Legends have long claimed that China’s first dynasty, the Xia, arose after Emperor Yu tamed a large-scale flood that threatened the country’s civilization. Researchers never found any evidence to corroborate the tale – until now.

By analyzing sediments and the bones of three young children, Dr. Wu Qinglong, a professor of geography at Nanjing Normal University, and his colleagues have discovered evidence that such a flood probably happened sometime around 1900 BC.

According to BBC News and the Washington Post,  Dr. Wu was conducting research around the Yellow River in 2007 when he found rock deposits resembling “outburst flood sediments” in the form of green schist and mudstone. The sediment layers were far thicker than was normal for the area, suggesting that they were originally deposited there by a tremendous flood.

He recruited a team of archaeologists, geologists, and historians to further investigate the site, and they concluded a nearby earthquake triggered an avalanche which formed a natural dam in the river.

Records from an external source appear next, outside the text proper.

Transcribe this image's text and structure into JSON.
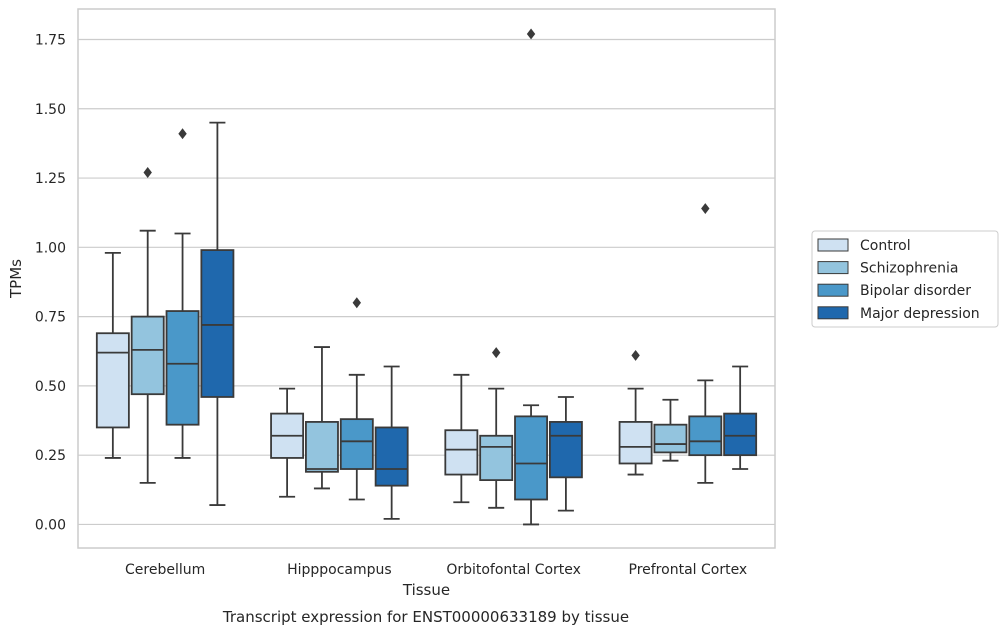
{
  "chart_data": {
    "type": "box",
    "title": "",
    "caption": "Transcript expression for ENST00000633189 by tissue",
    "xlabel": "Tissue",
    "ylabel": "TPMs",
    "ylim": [
      -0.085,
      1.86
    ],
    "yticks": [
      "0.00",
      "0.25",
      "0.50",
      "0.75",
      "1.00",
      "1.25",
      "1.50",
      "1.75"
    ],
    "ytick_values": [
      0.0,
      0.25,
      0.5,
      0.75,
      1.0,
      1.25,
      1.5,
      1.75
    ],
    "grid": true,
    "legend_position": "right",
    "categories": [
      "Cerebellum",
      "Hipppocampus",
      "Orbitofontal Cortex",
      "Prefrontal Cortex"
    ],
    "series": [
      {
        "name": "Control",
        "color": "#cfe1f2",
        "boxes": [
          {
            "whisker_low": 0.24,
            "q1": 0.35,
            "median": 0.62,
            "q3": 0.69,
            "whisker_high": 0.98,
            "outliers": []
          },
          {
            "whisker_low": 0.1,
            "q1": 0.24,
            "median": 0.32,
            "q3": 0.4,
            "whisker_high": 0.49,
            "outliers": []
          },
          {
            "whisker_low": 0.08,
            "q1": 0.18,
            "median": 0.27,
            "q3": 0.34,
            "whisker_high": 0.54,
            "outliers": []
          },
          {
            "whisker_low": 0.18,
            "q1": 0.22,
            "median": 0.28,
            "q3": 0.37,
            "whisker_high": 0.49,
            "outliers": [
              0.61
            ]
          }
        ]
      },
      {
        "name": "Schizophrenia",
        "color": "#93c4de",
        "boxes": [
          {
            "whisker_low": 0.15,
            "q1": 0.47,
            "median": 0.63,
            "q3": 0.75,
            "whisker_high": 1.06,
            "outliers": [
              1.27
            ]
          },
          {
            "whisker_low": 0.13,
            "q1": 0.19,
            "median": 0.2,
            "q3": 0.37,
            "whisker_high": 0.64,
            "outliers": []
          },
          {
            "whisker_low": 0.06,
            "q1": 0.16,
            "median": 0.28,
            "q3": 0.32,
            "whisker_high": 0.49,
            "outliers": [
              0.62
            ]
          },
          {
            "whisker_low": 0.23,
            "q1": 0.26,
            "median": 0.29,
            "q3": 0.36,
            "whisker_high": 0.45,
            "outliers": []
          }
        ]
      },
      {
        "name": "Bipolar disorder",
        "color": "#4a98c9",
        "boxes": [
          {
            "whisker_low": 0.24,
            "q1": 0.36,
            "median": 0.58,
            "q3": 0.77,
            "whisker_high": 1.05,
            "outliers": [
              1.41
            ]
          },
          {
            "whisker_low": 0.09,
            "q1": 0.2,
            "median": 0.3,
            "q3": 0.38,
            "whisker_high": 0.54,
            "outliers": [
              0.8
            ]
          },
          {
            "whisker_low": 0.0,
            "q1": 0.09,
            "median": 0.22,
            "q3": 0.39,
            "whisker_high": 0.43,
            "outliers": [
              1.77
            ]
          },
          {
            "whisker_low": 0.15,
            "q1": 0.25,
            "median": 0.3,
            "q3": 0.39,
            "whisker_high": 0.52,
            "outliers": [
              1.14
            ]
          }
        ]
      },
      {
        "name": "Major depression",
        "color": "#1f68ad",
        "boxes": [
          {
            "whisker_low": 0.07,
            "q1": 0.46,
            "median": 0.72,
            "q3": 0.99,
            "whisker_high": 1.45,
            "outliers": []
          },
          {
            "whisker_low": 0.02,
            "q1": 0.14,
            "median": 0.2,
            "q3": 0.35,
            "whisker_high": 0.57,
            "outliers": []
          },
          {
            "whisker_low": 0.05,
            "q1": 0.17,
            "median": 0.32,
            "q3": 0.37,
            "whisker_high": 0.46,
            "outliers": []
          },
          {
            "whisker_low": 0.2,
            "q1": 0.25,
            "median": 0.32,
            "q3": 0.4,
            "whisker_high": 0.57,
            "outliers": []
          }
        ]
      }
    ]
  }
}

That dam lasted for six to nine months before bursting, and once it did, as much as 16 cubic km worth of water flooded the lowlands downstream.

As Wu told reporters during a teleconference, the investigation “showed that the sediments from this outburst flood are up to 20m thick, and up to 50m higher than the Yellow River – indicating an unprecedented, devastating flood.” His team published their findings in Friday’s edition of the journal Science.

china flood skeletons

The team successfully carbon dated three skeletons to date the flood (Credit: Cai Linhai)

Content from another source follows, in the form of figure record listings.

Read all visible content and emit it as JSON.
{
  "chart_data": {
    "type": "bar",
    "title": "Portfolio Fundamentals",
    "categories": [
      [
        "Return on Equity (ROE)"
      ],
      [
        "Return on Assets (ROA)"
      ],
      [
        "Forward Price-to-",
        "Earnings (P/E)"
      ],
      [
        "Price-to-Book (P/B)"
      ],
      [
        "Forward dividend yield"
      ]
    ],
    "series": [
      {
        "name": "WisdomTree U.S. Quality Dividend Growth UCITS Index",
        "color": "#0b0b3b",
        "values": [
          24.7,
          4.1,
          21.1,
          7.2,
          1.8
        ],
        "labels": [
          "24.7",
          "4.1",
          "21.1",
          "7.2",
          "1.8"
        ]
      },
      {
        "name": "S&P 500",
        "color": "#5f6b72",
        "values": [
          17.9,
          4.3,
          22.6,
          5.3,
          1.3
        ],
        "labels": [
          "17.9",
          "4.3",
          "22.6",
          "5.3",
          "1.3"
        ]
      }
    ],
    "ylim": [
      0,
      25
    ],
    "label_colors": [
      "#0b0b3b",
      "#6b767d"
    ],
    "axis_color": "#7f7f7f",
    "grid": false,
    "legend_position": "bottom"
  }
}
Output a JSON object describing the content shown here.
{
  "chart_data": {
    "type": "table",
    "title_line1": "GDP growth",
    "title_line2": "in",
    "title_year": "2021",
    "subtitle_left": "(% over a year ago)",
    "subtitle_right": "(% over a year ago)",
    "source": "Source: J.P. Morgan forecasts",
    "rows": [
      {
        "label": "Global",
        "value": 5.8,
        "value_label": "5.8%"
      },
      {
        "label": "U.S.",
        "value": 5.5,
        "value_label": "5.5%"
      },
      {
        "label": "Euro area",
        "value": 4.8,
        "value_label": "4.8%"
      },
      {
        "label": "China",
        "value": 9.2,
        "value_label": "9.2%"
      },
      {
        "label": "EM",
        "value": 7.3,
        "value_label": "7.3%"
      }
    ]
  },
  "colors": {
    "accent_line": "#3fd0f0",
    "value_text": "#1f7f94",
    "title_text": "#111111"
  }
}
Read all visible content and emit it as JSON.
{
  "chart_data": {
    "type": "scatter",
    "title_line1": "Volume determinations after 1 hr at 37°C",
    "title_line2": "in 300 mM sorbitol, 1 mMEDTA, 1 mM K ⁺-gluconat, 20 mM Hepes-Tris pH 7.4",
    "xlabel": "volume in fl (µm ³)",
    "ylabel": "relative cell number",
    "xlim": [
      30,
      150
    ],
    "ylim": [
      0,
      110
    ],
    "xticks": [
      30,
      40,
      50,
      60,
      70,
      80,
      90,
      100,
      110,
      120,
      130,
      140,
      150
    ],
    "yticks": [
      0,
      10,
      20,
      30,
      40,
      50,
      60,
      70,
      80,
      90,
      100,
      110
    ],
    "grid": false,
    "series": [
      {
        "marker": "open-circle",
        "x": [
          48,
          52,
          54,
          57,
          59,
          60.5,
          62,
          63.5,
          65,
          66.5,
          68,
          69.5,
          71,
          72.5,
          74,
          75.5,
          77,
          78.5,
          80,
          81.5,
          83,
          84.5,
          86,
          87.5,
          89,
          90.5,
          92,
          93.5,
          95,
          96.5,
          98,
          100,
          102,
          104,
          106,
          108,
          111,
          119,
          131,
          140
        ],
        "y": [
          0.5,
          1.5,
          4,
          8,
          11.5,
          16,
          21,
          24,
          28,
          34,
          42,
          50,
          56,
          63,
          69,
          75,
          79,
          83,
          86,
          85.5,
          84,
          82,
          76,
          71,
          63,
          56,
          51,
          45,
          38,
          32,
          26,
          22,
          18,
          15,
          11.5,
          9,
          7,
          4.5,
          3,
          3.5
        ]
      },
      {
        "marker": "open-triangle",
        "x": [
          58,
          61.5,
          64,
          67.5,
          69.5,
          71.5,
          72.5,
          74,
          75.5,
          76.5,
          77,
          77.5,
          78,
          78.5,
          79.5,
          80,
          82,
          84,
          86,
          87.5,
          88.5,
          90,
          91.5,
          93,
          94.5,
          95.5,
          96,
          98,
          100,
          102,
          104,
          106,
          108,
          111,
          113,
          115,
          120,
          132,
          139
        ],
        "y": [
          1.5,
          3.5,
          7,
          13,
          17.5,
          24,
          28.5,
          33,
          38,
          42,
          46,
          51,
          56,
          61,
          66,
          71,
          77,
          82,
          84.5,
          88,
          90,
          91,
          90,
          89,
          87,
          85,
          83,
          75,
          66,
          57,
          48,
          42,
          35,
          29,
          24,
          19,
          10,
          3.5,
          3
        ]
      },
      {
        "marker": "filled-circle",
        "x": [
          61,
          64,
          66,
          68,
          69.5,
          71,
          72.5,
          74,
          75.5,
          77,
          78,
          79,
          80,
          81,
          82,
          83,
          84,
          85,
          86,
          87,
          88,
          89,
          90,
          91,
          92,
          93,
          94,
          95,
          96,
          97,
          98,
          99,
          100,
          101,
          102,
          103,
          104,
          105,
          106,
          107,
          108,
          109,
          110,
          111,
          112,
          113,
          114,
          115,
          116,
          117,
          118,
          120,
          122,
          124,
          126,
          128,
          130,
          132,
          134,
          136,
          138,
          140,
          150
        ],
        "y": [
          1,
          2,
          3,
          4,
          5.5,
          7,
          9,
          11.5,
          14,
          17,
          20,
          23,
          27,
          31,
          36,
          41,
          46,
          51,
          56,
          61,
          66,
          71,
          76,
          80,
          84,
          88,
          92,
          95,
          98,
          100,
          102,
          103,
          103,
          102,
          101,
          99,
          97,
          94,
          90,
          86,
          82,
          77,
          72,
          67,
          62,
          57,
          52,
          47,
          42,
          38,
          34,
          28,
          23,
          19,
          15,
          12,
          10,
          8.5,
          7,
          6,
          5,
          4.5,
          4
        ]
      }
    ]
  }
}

Findings provide possible link between Xia dynasty, Erlitou culture

During the course of their investigation, Wu’s team carbon-dated organic matter found along with the flood deposits, as well as bones belonging to three young children believed to be victims of the cataclysmic event. The results indicated that the flood occurred sometime around 1922 BC – “plus or minus about 28 years,” study co-author Dr. Darryl Granger told BBC News.

Granger, a geologist at Purdue University, noted that the flood waters would have extended as far as 2,000 km (more than 1,200 miles) downstream while traveling 300-500,000 cubic meters per second. That’s “roughly equivalent to the largest flood ever measured on the Amazon river” and “among the largest known floods to have happened on Earth during the past 10,000 years.”

It’s also 500 times the size of a typical flood on the Yellow River caused by rainfall, the study authors explained. While the dating of the event is earlier than some earlier estimates, it would coincide with a transition from Stone Age culture to Bronze Age culture – specifically, the rise of the Erlitou culture, an early Chinese Bronze Age society previously identified by researchers. The study suggests that the Xia dynasty and the Erlitou culture could be linked.

“This is the first time a flood of this scale – large enough to account for it – has been found,” co-author David Cohen, an assistant professor in the department of anthropology at National Taiwan University, told the AFP.  The discovery “provides us with a tantalizing hint that the Xia dynasty might really have existed,” he noted. “If the Great Flood really happened, perhaps it is also likely that the Xia dynasty really existed, too. The two are directly tied to each other.”